See incorrectly encoded database name. The same applies for
current_database().
If I do encode(datname::bytea, 'hex') result is matches. It looks like
automatic conversion latin9 -> utf8 is done for français database, but name
is already utf8.
Checked on PG13 & aws aurora

Re: BUG #16679: Incorrect encoding of database name

From

Tom Lane

Date:

20 October 2020, 15:23:07

PG Bug reporting form <noreply@postgresql.org> writes:
> 1. Create database with name & encoding that won't binary match utf8 encoded
> name, e.g:
> create database Français
>     LC_COLLATE 'fr_FR@euro' LC_CTYPE 'fr_FR@euro'
>     encoding 'latin9' template template0;

The short answer is don't do that.  The name will be stored in pg_database
with whatever encoding the source database (the one you were connected to
while issuing CREATE DATABASE) uses, and then it will look funny from any
database using another encoding.  Connecting to the DB will also fail from
any client not using the same encoding, since no encoding conversion is
performed during startup-packet processing.  Really the workable
alternatives are (a) use only ASCII characters in database names, or
(b) use the same encoding in every database of the cluster.

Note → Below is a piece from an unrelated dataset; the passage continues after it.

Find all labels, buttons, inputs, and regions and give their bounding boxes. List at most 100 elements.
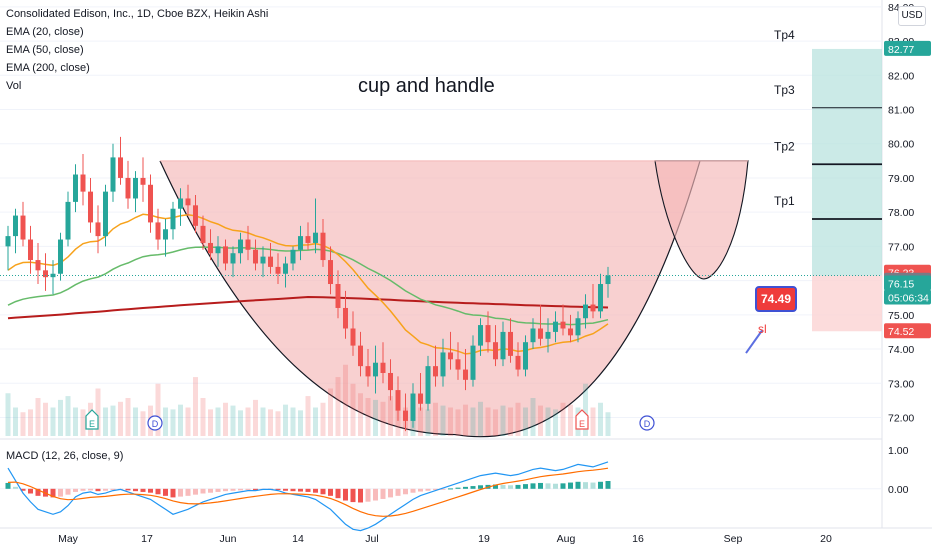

Similar remarks apply to other globally-visible names, ie roles and
tablespaces.

It'd be nice in the abstract to have a better answer, but the amount
of work required, relative to the practical benefit for people who
aren't satisfied with either (a) or (b), is discouraging.  Notable
problems include what to do when a character in pg_database cannot be
translated to the encoding you'd like to use.  The connection-request
encoding problem in particular seems insoluble without a protocol break,
which would cause a lot more unhappiness than happiness.

            regards, tom lane